Instability, then, is not a state; it cannot be, because it involves an internal contradiction: the body cannot exist at the energy-level it now exists at. Hence, as soon as instability occurs, it vanishes.

This does not mean, however, that it vanishes all at once, so that instantaneously the unstable body is back in equilibrium; it may be that the energy can't be got rid of in one fell swoop, or that there isn't enough energy around to absorb to regain the high-energy equilibrium all at once. In these cases, the degree of instability vanishes, or lessens in the direction of the equilibrium implied in it.

Next


Notes

1. Yes, being "active," and not "being in act" in the sense of being "actual" or "complete" or "fully real." Aristotle caught the notion of reality as activity.

2. This "possessing the end inside it" is the meaning of Aristotle's entelecheia, which is also translated "actuality."

3. And is made even vaguer by the abominable translations most people are confronted with.

4. I suppose, of course, that you could say that pure spirits are eternally "in equilibrium," because their activity never changes. But "equilibrium" is contrasted with "changing," and properly applies only to something that can change: that is, a body.

5. But not a real cycle, as in a pendulum, where energy is neither gained nor lost. I am talking here about the body's actually losing energy, and then absorbing a replacement from the environment (as when you breathe or eat).
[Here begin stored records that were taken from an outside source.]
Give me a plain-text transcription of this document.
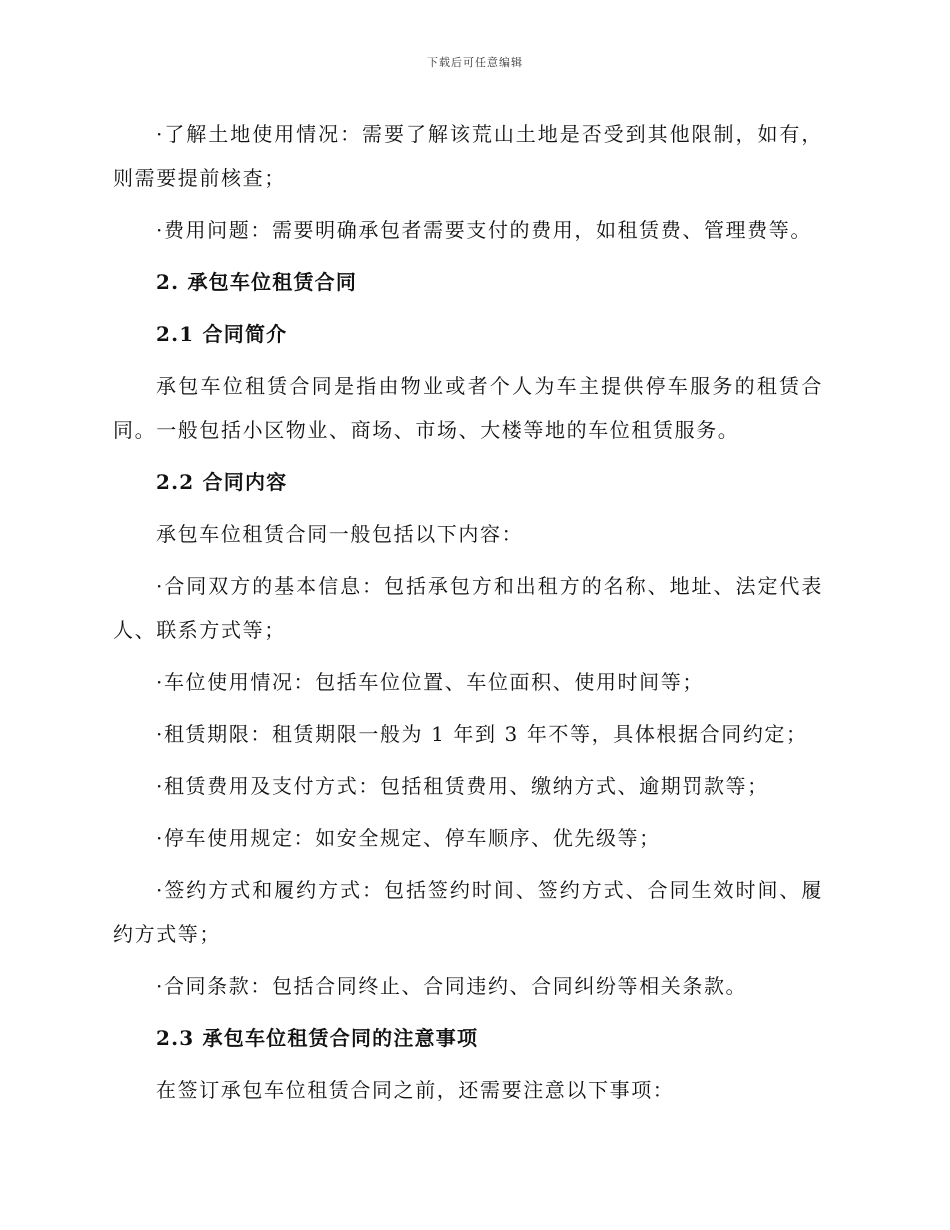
下载后可任意编辑

·了解土地使用情况：需要了解该荒山土地是否受到其他限制，如有，则需要提前核查；

·费用问题：需要明确承包者需要支付的费用，如租赁费、管理费等。

2. 承包车位租赁合同

2.1 合同简介

承包车位租赁合同是指由物业或者个人为车主提供停车服务的租赁合同。一般包括小区物业、商场、市场、大楼等地的车位租赁服务。

2.2 合同内容

承包车位租赁合同一般包括以下内容：

·合同双方的基本信息：包括承包方和出租方的名称、地址、法定代表人、联系方式等；

·车位使用情况：包括车位位置、车位面积、使用时间等；

·租赁期限：租赁期限一般为 1 年到 3 年不等，具体根据合同约定；

·租赁费用及支付方式：包括租赁费用、缴纳方式、逾期罚款等；

·停车使用规定：如安全规定、停车顺序、优先级等；

·签约方式和履约方式：包括签约时间、签约方式、合同生效时间、履约方式等；

·合同条款：包括合同终止、合同违约、合同纠纷等相关条款。

2.3 承包车位租赁合同的注意事项

在签订承包车位租赁合同之前，还需要注意以下事项：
6. Presumably, if there is a return to life after death for our bodies, then they would then be in absolute equilibrium (though as living, not at their lowest possible energy-level; they would somehow have their energy "closed off" so that they could neither lose nor gain any). In that case, they would not be able to be affected by their surroundings, and consequently would not be in any position. But since a cause is not as such affected by having an effect on something, this does not mean that such bodies could not have effects on the earth. Thus, Jesus could "come through the locked door" after his return to life, because the door could not affect his body. But he could be seen by his students because he could have an effect on them. Evidently, though, his body was quite different from what it was before his death, if John is reporting accurately when he says of the students' facing Jesus at the lake, "And no one dared ask him who he was, because they knew it was the Master." .

7. There is a version of this in inanimate bodies, however, in what are called "endothermic" reactions. Sometimes, the instability reached (by lowering the energy level) is such that the equilibrium it now "points toward" involves a higher energy-level, in which case, it sucks up energy from the environment. It is all very mysterious, but it is the physical basis for the possibility of living bodies. The difference is that the inanimate body is always forced into instability by energy introduced into it, while a living body (as physically unstable) loses energy and then spontaneously produces the proper "endothermic" process.